Il faut ajouter à ça une présence jazzy ahurissante de Theo Travis au saxophone et à la flûte, notamment sur l’entêtante « Remainder The Black Dog » et sur l’incompréhensible délire « Raider II », trip psychédélique qui renoue avec les premières productions de Wilson (On The Sunday Of Life) tout en lorgnant vers le métal et le prog jazz crimsonien. Le leader de Porcupine Tree n’hésite pas à jouer le grand jeu des masques et différencier les approches, allant même jusqu’à intégrer deux morceaux (« Raider Prelude » et « Belle de Jour ») qui ne feraient pas tache dans la bande-son d’un David Lynch.

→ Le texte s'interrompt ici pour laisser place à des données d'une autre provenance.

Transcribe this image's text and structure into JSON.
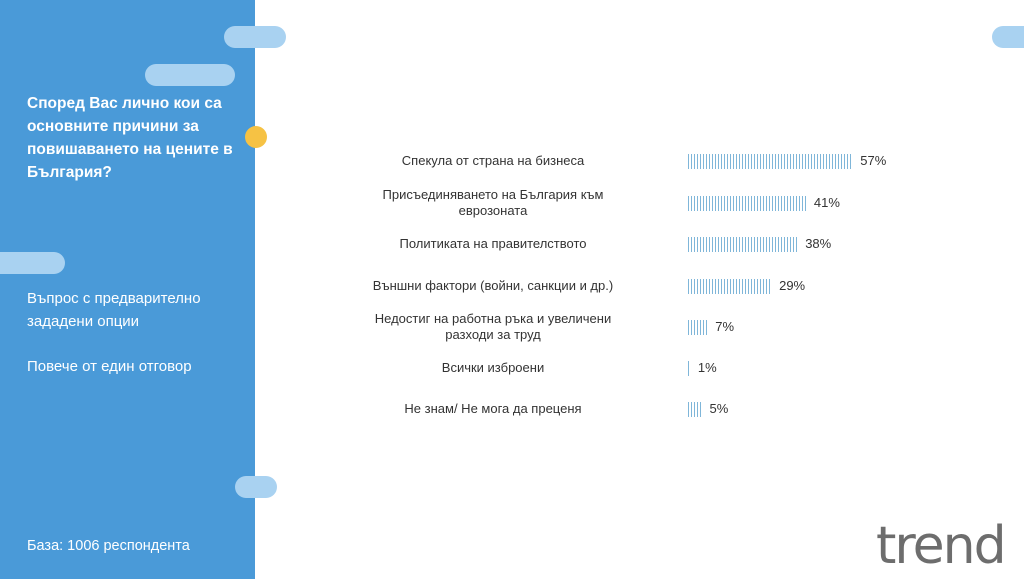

Le voyage n’est pas simple, et il faudra certainement plusieurs écoutes avant d’apprécier toutes les subtilités qui font la richesse de cet album. Au fil des écoutes, l’incohérence et le mélange improbable des genres disparaissent, la danse gracile des dualités inconciliables finit par faire sens, et la musique éclot en un feu d’artifices. Steven Wilson a réussi à produire une œuvre si complète qu’elle en est presque matérielle ; de l’art plastique.